The first one I did, I don't remember the name for - basically, keep a rolling hash of data, look it up in a hash table; if it matches, output a 1, if not a 0 and the literal. Optimise to be byte aligned by gathering 8 flags and emitting together.
That actually performed a lot better than I expected when I expanded the hash table to 1MB. Even better than `lz4 -1` on enwik8.
Next, I implemented a simple LZP or ROLZ scheme.
Using a (8k then 64k) table of arrays of (at first 8 then 16) references, I hashed the last (2 bytes, then 3) and scanned the list of references for the longest match. I then output a match flag, the index, and the length.
If the length is short enough, I can store all that in a single byte, so even match lengths of 2 are acceptable.
Sequential literals are gathered into blocks with a (0, len) byte.
In either case if the length hits the maximum for its original size, an additional byte is read and added, allowing match lengths of (2 + 15 + 255) in the original, then (2 + 7 + 255) in the 16-deep.
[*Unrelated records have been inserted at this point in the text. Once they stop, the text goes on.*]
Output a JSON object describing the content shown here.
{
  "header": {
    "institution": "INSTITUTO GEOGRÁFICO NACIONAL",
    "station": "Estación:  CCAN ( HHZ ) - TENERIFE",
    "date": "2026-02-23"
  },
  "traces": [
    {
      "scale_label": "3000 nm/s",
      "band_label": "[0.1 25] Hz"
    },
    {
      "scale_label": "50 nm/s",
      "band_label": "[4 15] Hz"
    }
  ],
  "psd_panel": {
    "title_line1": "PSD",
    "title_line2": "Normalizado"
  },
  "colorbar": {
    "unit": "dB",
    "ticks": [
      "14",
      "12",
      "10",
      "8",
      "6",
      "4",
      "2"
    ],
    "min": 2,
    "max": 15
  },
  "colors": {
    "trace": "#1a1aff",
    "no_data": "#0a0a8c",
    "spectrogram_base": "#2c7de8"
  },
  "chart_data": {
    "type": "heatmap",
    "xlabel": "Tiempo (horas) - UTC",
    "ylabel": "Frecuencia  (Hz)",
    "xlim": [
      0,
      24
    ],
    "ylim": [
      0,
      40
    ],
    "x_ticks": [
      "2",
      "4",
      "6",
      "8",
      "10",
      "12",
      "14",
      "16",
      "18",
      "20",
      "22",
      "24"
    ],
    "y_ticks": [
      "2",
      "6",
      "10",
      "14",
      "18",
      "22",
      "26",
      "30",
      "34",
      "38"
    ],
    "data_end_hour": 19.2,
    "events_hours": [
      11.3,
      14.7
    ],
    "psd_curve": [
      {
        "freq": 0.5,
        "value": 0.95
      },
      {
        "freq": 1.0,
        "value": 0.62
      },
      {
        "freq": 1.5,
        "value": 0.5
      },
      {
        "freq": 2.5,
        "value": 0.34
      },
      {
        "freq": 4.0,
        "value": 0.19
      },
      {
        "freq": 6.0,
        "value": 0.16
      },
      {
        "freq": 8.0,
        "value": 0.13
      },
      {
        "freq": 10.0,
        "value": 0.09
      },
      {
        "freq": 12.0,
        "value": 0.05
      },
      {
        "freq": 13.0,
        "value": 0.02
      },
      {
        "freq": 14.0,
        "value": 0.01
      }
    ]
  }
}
Literal runs can be up to (128 + 255) bytes long.
Literal run byte: 0lll llll (l = length - 1)
Original match flag byte: 1iii llll (i = index, l = length - 2)
Revised match flag byte: 1lll iiii
Again the results are not bad. I've done no optimisation for speed, but can manage to compress enwik9 in ~24 seconds, resulting in 485,910,956 bytes, and decompresses in ~12seconds.
For enwik8 it compresses to 55,343,408 bytes.
1. Would this count as LZP, or ROLZ, or is LZP typically a ROLZ?
2. I currently update the hash tables for every byte [up to -3 from the current] - is there a better scheme?
The longest match I've managed in enwik8 was 264 bytes. I guess my next step is to start gathering statistics to see how it's really performing.